I have installed Trax on my Ubuntu machine, and trained the model on 1 core. However, when I add a new parameter to training_loop - n_devices = 12 (see below), it throws a JAX error: “JAX cannot work yet with n_devices != all devices: 12 != 1”, which implies that JAX only gets one core. Could I ask for your help in order to expose my entire CPU to JAX/Trax?
With kind regards,
Jaan Übi
training_loop = training.Loop(
NER, # A model to train
train_task, # A train task
eval_tasks = [eval_task], # The evaluation task
output_dir = output_dir, # The output directory
n_devices = 11
)
Once a device is chosen, the available cores will still be used for vectorizing computations.
So, the CPU cores on your laptop are being used even when n_devices is not set by you. Open system monitor and see for yourself by setting train_steps to be a number like 500. Be sure to close other applications and run the python file from command line.

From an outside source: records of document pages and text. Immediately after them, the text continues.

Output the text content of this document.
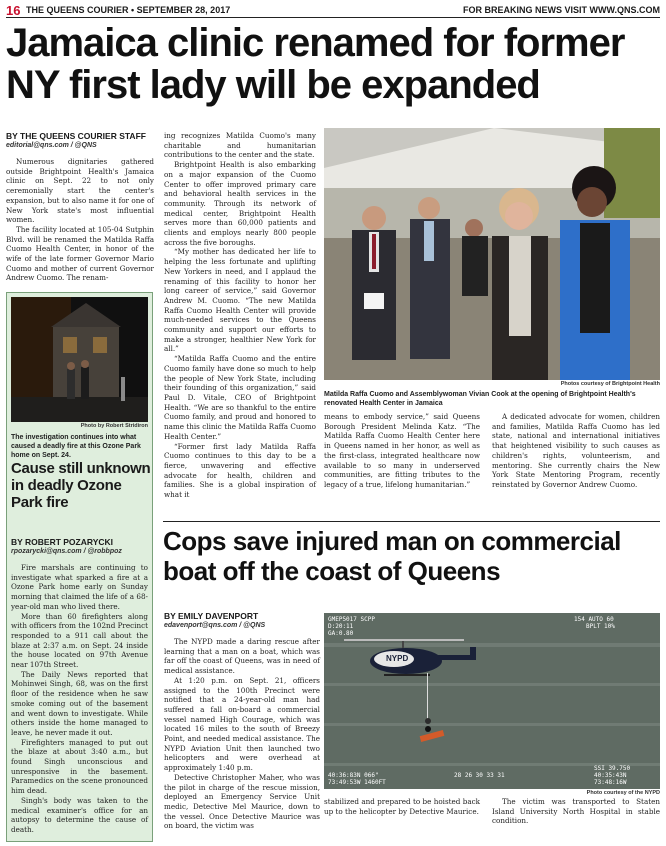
16 THE QUEENS COURIER • SEPTEMBER 28, 2017	FOR BREAKING NEWS VISIT WWW.QNS.COM
Jamaica clinic renamed for former NY first lady will be expanded
BY THE QUEENS COURIER STAFF
editorial@qns.com / @QNS

Numerous dignitaries gathered outside Brightpoint Health's Jamaica clinic on Sept. 22 to not only ceremonially start the center's expansion, but to also name it for one of New York state's most influential women.

The facility located at 105-04 Sutphin Blvd. will be renamed the Matilda Raffa Cuomo Health Center, in honor of the wife of the late former Governor Mario Cuomo and mother of current Governor Andrew Cuomo. The renam-

ing recognizes Matilda Cuomo's many charitable and humanitarian contributions to the center and the state.

Brightpoint Health is also embarking on a major expansion of the Cuomo Center to offer improved primary care and behavioral health services in the community. Through its network of medical center, Brightpoint Health serves more than 60,000 patients and clients and employs nearly 800 people across the five boroughs.

“My mother has dedicated her life to helping the less fortunate and uplifting New Yorkers in need, and I applaud the renaming of this facility to honor her long career of service,” said Governor Andrew M. Cuomo. “The new Matilda Raffa Cuomo Health Center will provide much-needed services to the Queens community and support our efforts to make a stronger, healthier New York for all.”

“Matilda Raffa Cuomo and the entire Cuomo family have done so much to help the people of New York State, including their founding of this organization,” said Paul D. Vitale, CEO of Brightpoint Health. “We are so thankful to the entire Cuomo family, and proud and honored to name this clinic the Matilda Raffa Cuomo Health Center.”

“Former first lady Matilda Raffa Cuomo continues to this day to be a fierce, unwavering and effective advocate for health, children and families. She is a global inspiration of what it

Photos courtesy of Brightpoint Health
Matilda Raffa Cuomo and Assemblywoman Vivian Cook at the opening of Brightpoint Health's renovated Health Center in Jamaica

means to embody service,” said Queens Borough President Melinda Katz. “The Matilda Raffa Cuomo Health Center here in Queens named in her honor, as well as the first-class, integrated healthcare now available to so many in underserved communities, are fitting tributes to the legacy of a true, lifelong humanitarian.”

A dedicated advocate for women, children and families, Matilda Raffa Cuomo has led state, national and international initiatives that heightened visibility to such causes as children's rights, volunteerism, and mentoring. She currently chairs the New York State Mentoring Program, recently reinstated by Governor Andrew Cuomo.

Photo by Robert Stridiron
The investigation continues into what caused a deadly fire at this Ozone Park home on Sept. 24.
Cause still unknown in deadly Ozone Park fire
BY ROBERT POZARYCKI
rpozarycki@qns.com / @robbpoz

Fire marshals are continuing to investigate what sparked a fire at a Ozone Park home early on Sunday morning that claimed the life of a 68-year-old man who lived there.

More than 60 firefighters along with officers from the 102nd Precinct responded to a 911 call about the blaze at 2:37 a.m. on Sept. 24 inside the house located on 97th Avenue near 107th Street.

The Daily News reported that Mohinwei Singh, 68, was on the first floor of the residence when he saw smoke coming out of the basement and went down to investigate. While others inside the home managed to leave, he never made it out.

Firefighters managed to put out the blaze at about 3:40 a.m., but found Singh unconscious and unresponsive in the basement. Paramedics on the scene pronounced him dead.

Singh's body was taken to the medical examiner's office for an autopsy to determine the cause of death.

Cops save injured man on commercial boat off the coast of Queens
BY EMILY DAVENPORT
edavenport@qns.com / @QNS

The NYPD made a daring rescue after learning that a man on a boat, which was far off the coast of Queens, was in need of medical assistance.

At 1:20 p.m. on Sept. 21, officers assigned to the 100th Precinct were notified that a 24-year-old man had suffered a fall on-board a commercial vessel named High Courage, which was located 16 miles to the south of Breezy Point, and needed medical assistance. The NYPD Aviation Unit then launched two helicopters and were overhead at approximately 1:40 p.m.

Detective Christopher Maher, who was the pilot in charge of the rescue mission, deployed an Emergency Service Unit medic, Detective Mel Maurice, down to the vessel. Once Detective Maurice was on board, the victim was

NYPD
GMEP5017 SCPP
D:20:11
GA:0.80
154 AUTO 60
BPLT 10%
40:36:83N 066"
73:49:53W 1460FT
SSI 39.750
40:35:43N
73:48:16W
28 26 30 33 31
Photo courtesy of the NYPD

stabilized and prepared to be hoisted back up to the helicopter by Detective Maurice.

The victim was transported to Staten Island University North Hospital in stable condition.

I have a follow up questions. if we want to train an intermediate size model (data size in 20 Mbytes range, model complexity like LSTM) with TRAX, would a single computer with i5 CPU 6 cores be possible to handle it? how do we determine the system spec required? Many thanks.
I’m no expert on this so what I usually do is I run some test runs and check the memory footprint and also the time to complete an epoch to get a rough estimation how long will the model will train that is pretty lame “strategy” but it is what it is…
From what I understand from your post is that you should not have problems fitting the model into memory (which is usually the biggest problem in general) but the training time should be quite long (slow training).
I’m not sure if you have the access to Generative AI course lecture Computational challenges of training LLMs (if you don’t, it doesn’t matter - the main point is discussed here, and btw I also think that the calculations are off but a follow up might reveal the truth).
Again, I’m no expert, but in my experience, small/intermediate models (less than 300M parameters) are not a problem to train on GPUs, but for CPUs I think that would take ages.